German Riesling is my go-to white for its fresh apple and stone fruit, bracing acidity and moderate alcohol, making a refreshing drink and food-pairing paradise. I would describe each wine below as moderately sweet.

The 2016 Urban ($15) from the celebrated St. Urbans-Hof in the Mosel River Valley centers on juicy fruit with a racy backbone. From the Rheingau, the 2015 Schloss Vollrads Qualitätswein ($20) adds nice, ripe peach, while its 2015 Kabinett ($24) includes citrus with a touch of mineral. Back in the Mosel, the 2015 Bischöfliche "Scharzhofberger" Spätlese ($30) is an impressive single vineyard expression showing more complexity with honeyed apricot.

Alsatian Gewürztraminer is another favorite. I love the citrus and lychee fruit and especially the spice, presented with more body than most white wines. Enjoy the 2013 Emile Beyer "Tradition" ($22) for its off-dry honeyed fruit, the drier, mineral and forest notes of the 2012 Trimbach ($26) and the succulent, creamy pear and tangerine of the 2011 Pierre Sparr "Mambourg" Grand Cru ($44).

Italy does Gewürztraminer surprisingly well. Mostly from Alto Adige, it tends to be more delicate and crisp but still intense and refreshing. The 2016 Colterenzio ($15) is lively, floral, spicy and dry. The 2015 Castelfeder "Vom Lehm" ($19) has strong acidity with honeyed minerality. The 2015 St.
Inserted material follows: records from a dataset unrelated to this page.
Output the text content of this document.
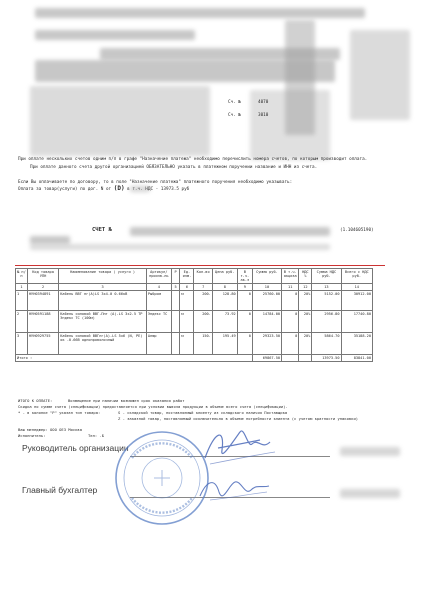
Сч. №	4070
Сч. №	3010
При оплате нескольких счетов одним п/п в графе "Назначение платежа" необходимо перечислить номера счетов, по которым производит оплата.
При оплате данного счета другой организацией ОБЯЗАТЕЛЬНО указать в платежном поручении название и ИНН из счета.
Если Вы оплачиваете по договору, то в поле "Назначение платежа" платежного поручения необходимо указывать:
Оплата за товар(услуги) по дог. N от (D) в т.ч. НДС - 13973.5 руб
СЧЕТ №	(1.104605190)
№ п/п	Код товара УПН	Наименование товара ( услуги )	Артикул/ произв-ль	Р	Ед. изм.	Кол-во	Цена руб.	В т.ч. ак-з	Сумма руб.	В т.ч. акциза	НДС %	Сумма НДС руб.	Всего с НДС руб.
1	2	3	4	5	6	7	8	9	10	11	12	13	14
1	НУН0394891	Кабель ВВГ нг(А)LS 3х4.0 0.66кВ	Рыбром		м	200.	128.80	0	25760.00	0	20%	5152.00	30912.00
2	НУН0591188	Кабель силовой ВВГ-Пнг (А)-LS 3х2.5 ТР Эндекс ТС (100м)	Эндекс ТС		м	200.	73.92	0	14784.00	0	20%	2956.80	17740.80
3	НУН0929755	Кабель силовой ВВГнг(А)-LS 5х6 (N, PE) ок -0.66В однопроволочный	Алюр		м	150.	195.49	0	29323.50	0	20%	5864.70	35188.20
Итого :									69867.50			13973.50	83841.00
ИТОГО К ОПЛАТЕ:	Возмещение при наличии возможен срок оказания работ
Скидка по сумме счета (спецификации) предоставляется при условии вывоза продукции в объеме всего счета (спецификации).
* - в колонке "Р" указан тип товара:	S - складской товар, поставляемый клиенту из складского наличия Поставщика
Z - заказной товар, поставляемый исключительно в объеме потребности клиента (с учетом кратности упаковки)
Ваш менеджер: ООО ОЕЗ Москва
Исполнитель:	Тел: -Б
Руководитель организации
Главный бухгалтер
Michael-Eppan "Sanct Valentin" ($32) is dry, complex, spicy, flavorful and textural.

Two other Alto Adige whites worth seeking out are Sylvaner and Sauvigon (what we know as Sauvignon Blanc). The 2015 Pacherhof Sylvaner ($22) is structured with robust and earthy tropical fruits. The 2015 Tiefenbruner "Turmhof" Sauvignon ($21) leans to fresh citrus with grassy notes.

Italy's best-known white wine import, though, is Pinot Grigio. Also from northeastern regions, its generally light, brisk melon and citrus notes - like those of the 2015 Luna Nuda ($15) from Alto Adige - have been a winning combination with consumers.

I also recommend these from the Delle Venezie: 2016 Ecco Domani ($12) a bright, fresh style perfect as an aperitivo; bracing 2016 Cantina Riff ($10), from the highly respected Alois Lageder; and 2015 Tommasi "La Rosse" ($17), a single vineyard wine in a somewhat richer style.

I also suggest you try these rare varietal wines from other Italian regions. First, the pecorino variety indigenous to central Italy: 2015 Ciù Ciù "Merlettaie" ($18) from the le Marche region, a fine example of the region's boom in organics; 2016 Niro ($18) from neighboring Abruzzo is a bit fuller yet, balanced with tropical fruit.

Vermentino is grown mostly on the island of Sardegna (Sardinia). A worthy proponent is the 2015 Olianas ($15) with bright citrus, toast and light spice. The 2016 Cecchi "La Morra" ($20) supplies nice floral and savory stone fruit from nearby Tuscany.

And if you want to go really rare, try the savory 2015 Li Veli Verdeca ($18), an ancient grape indigenous to Puglia.